Sailing with Sinbad
The sail flaps twice before the wind catches it. There is a sudden jerk as the captain harnesses the wind. The wood groans as the dhow strains to find a symbiotic relationship with the wind. I shake my hair loose, close my eyes, take a deep breath, and allow the freedom of sailing to wash over me in a tiny spray of saltwater that captures the sun in every drop.
Progress and speed are reliant on the whims of the wind, and the experience of the captain. Sometimes it is slow, but if you are lucky it is fast and seemingly effortless. The horizon heaves and sighs with movement. The cerulean blue sky gathers bulging white clouds, crowning the day with a promise of rain.
The hours become mouldable and elastic. Time is of no importance. Only the wind is. Its flirtatious conversation with the sail, the creak of wooden planks, and the splashing sound of water are the sounds of a perfect day.

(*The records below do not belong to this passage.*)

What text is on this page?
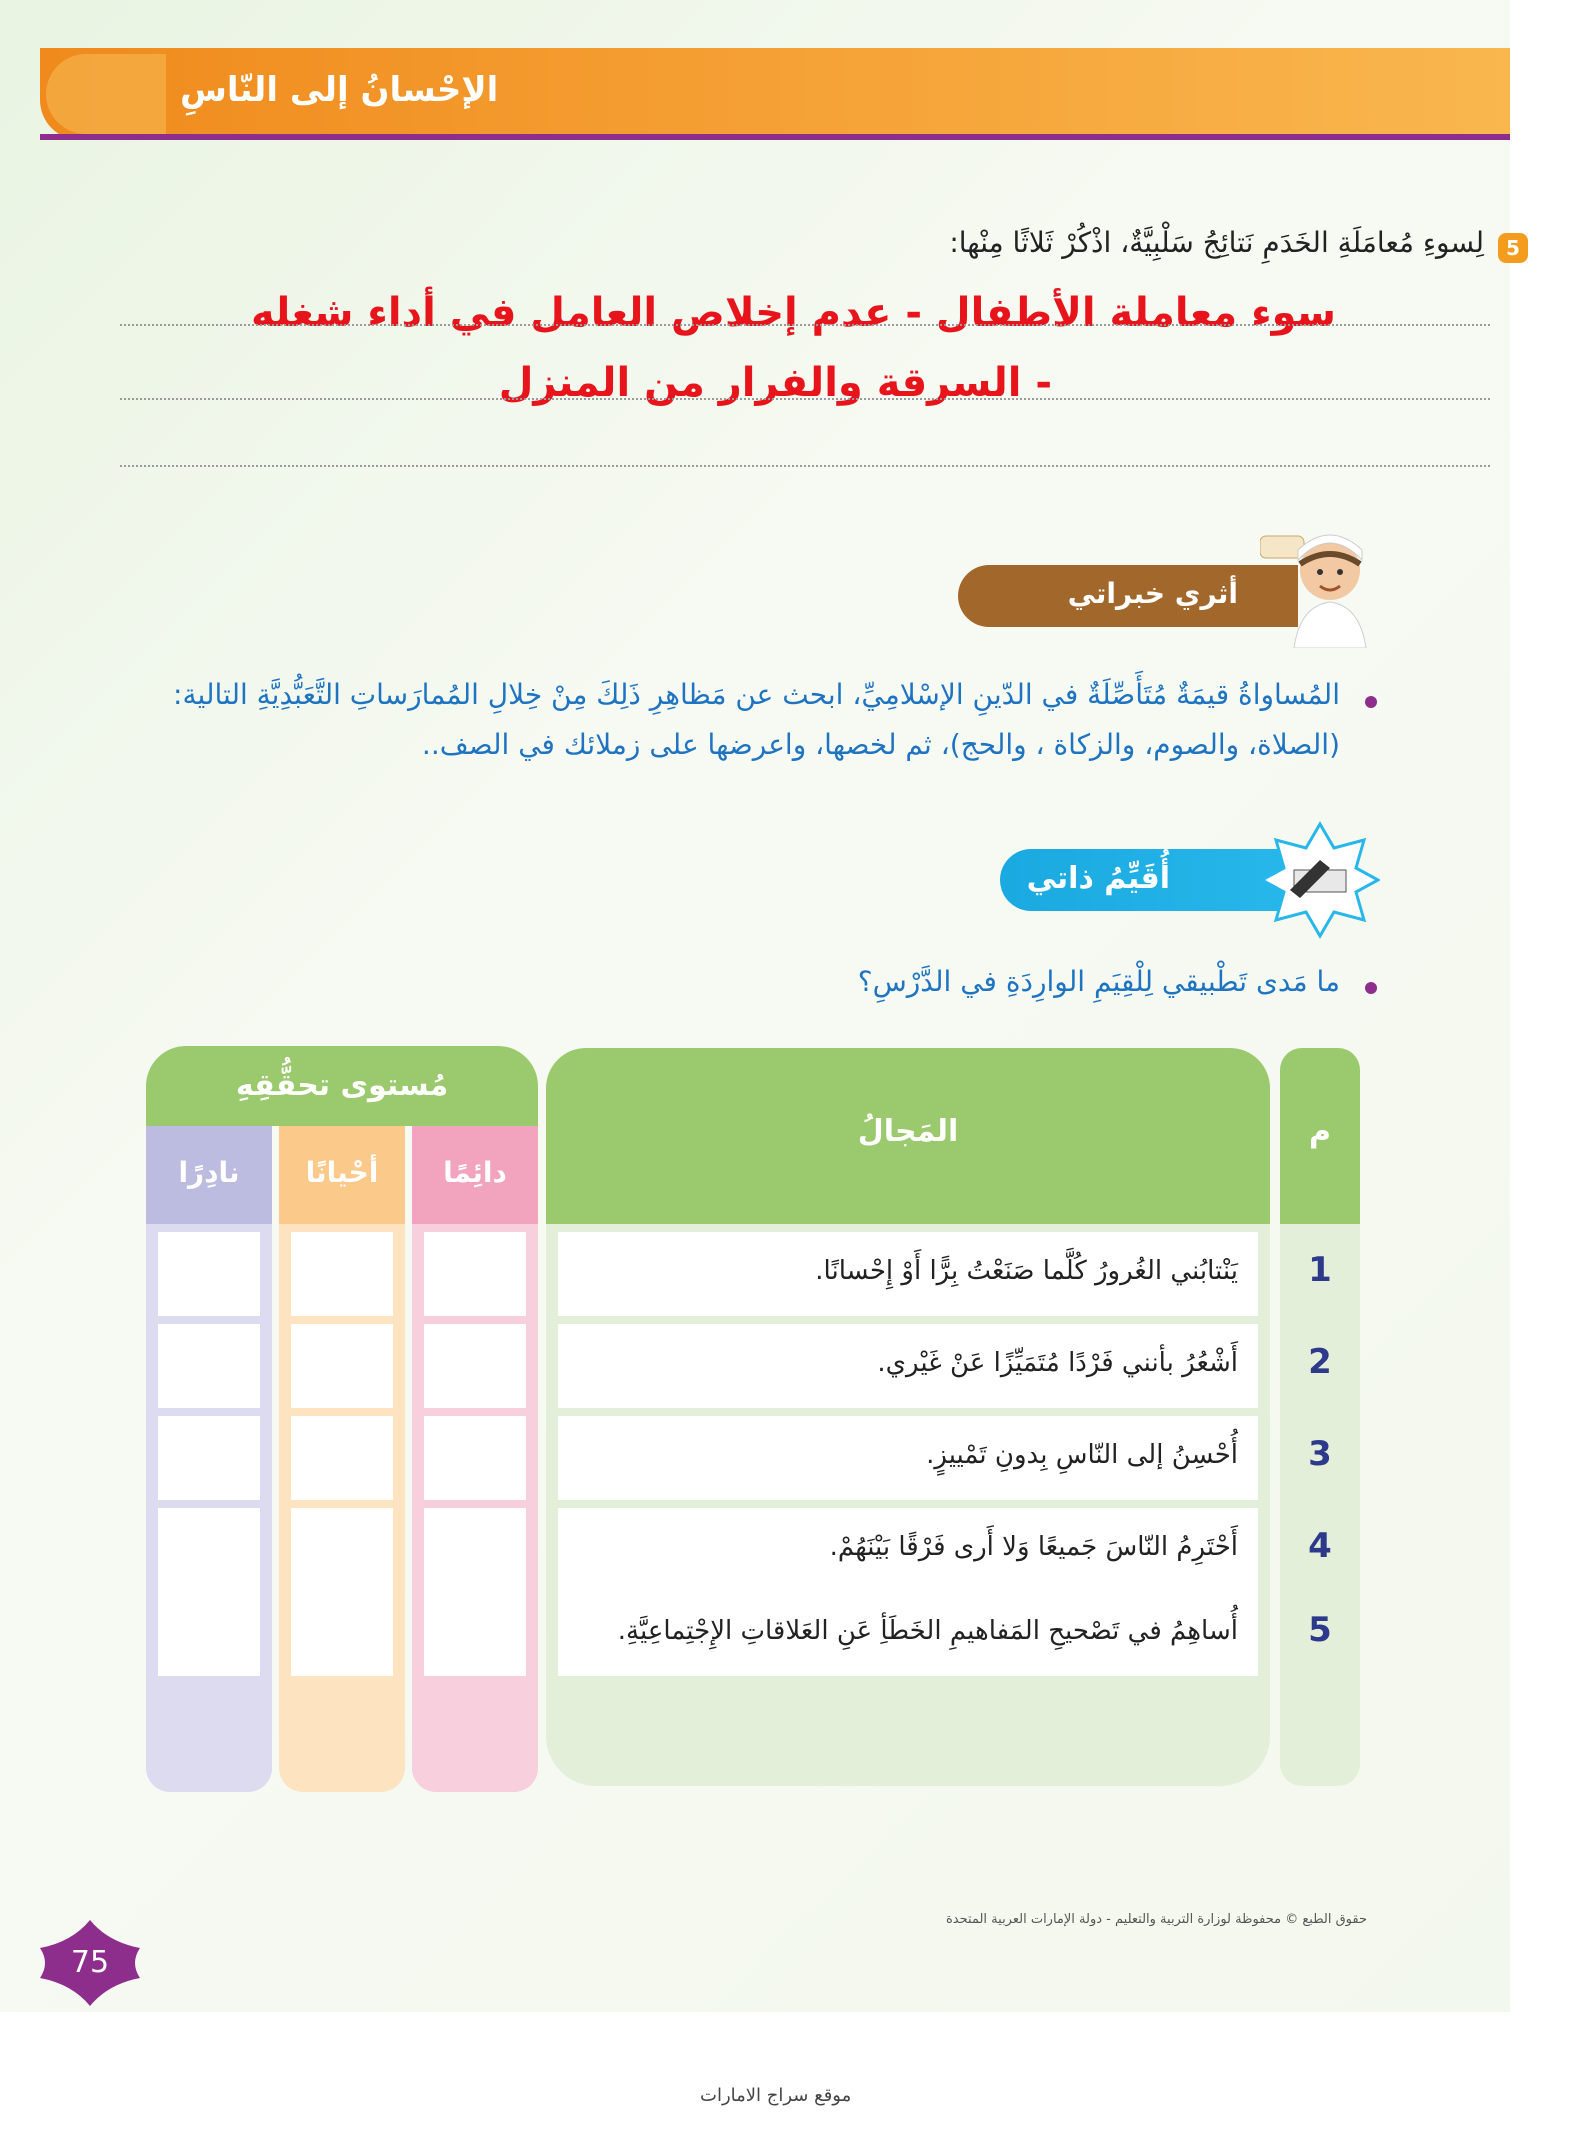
الإحْسانُ إلى النّاسِ
5
لِسوءِ مُعامَلَةِ الخَدَمِ نَتائِجُ سَلْبِيَّةٌ، اذْكُرْ ثَلاثًا مِنْها:
سوء معاملة الأطفال - عدم إخلاص العامل في أداء شغله
- السرقة والفرار من المنزل
أثري خبراتي
المُساواةُ قيمَةٌ مُتَأَصِّلَةٌ في الدّينِ الإسْلامِيِّ، ابحث عن مَظاهِرِ ذَلِكَ مِنْ خِلالِ المُمارَساتِ التَّعَبُّدِيَّةِ التالية:
(الصلاة، والصوم، والزكاة ، والحج)، ثم لخصها، واعرضها على زملائك في الصف..
أُقَيِّمُ ذاتي
ما مَدى تَطْبيقي لِلْقِيَمِ الوارِدَةِ في الدَّرْسِ؟
م
1
2
3
4
5
المَجالُ
يَنْتابُني الغُرورُ كُلَّما صَنَعْتُ بِرًّا أَوْ إِحْسانًا.
أَشْعُرُ بأنني فَرْدًا مُتَمَيِّزًا عَنْ غَيْري.
أُحْسِنُ إلى النّاسِ بِدونِ تَمْييزٍ.
أَحْتَرِمُ النّاسَ جَميعًا وَلا أَرى فَرْقًا بَيْنَهُمْ.
أُساهِمُ في تَصْحيحِ المَفاهيمِ الخَطَأِ عَنِ العَلاقاتِ الإِجْتِماعِيَّةِ.
مُستوى تحقُّقِهِ
دائِمًا
أحْيانًا
نادِرًا
حقوق الطبع © محفوظة لوزارة التربية والتعليم - دولة الإمارات العربية المتحدة
75
موقع سراج الامارات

On the East African coast dhows are still used extensively in daily life. These days they may not be transporting slaves, elephant tusks, hippopotamus teeth, tortoise shells or cowries any more, but they are still used to transport everything needed on the island. Engines or out-board motors have in many instances replaced sails, but the wind is still solely used to transport the coral blocks, used for building, that are hewn from the earth at Maweni on Manda Island.
Constant reminders of the lingering presence of history, dhows form an integral part of Lamu’s daily life and economy, and add to the laid-back feel and other-worldliness of the place.
There are still a couple of places in the Middle East where the art of dhow building is honoured. One such place is Sur in Oman. The dhows that are being built there may be huge, ocean-going vessels with engines and the latest satellite navigation equipment, but the design and methods by which they are built still hail from the past.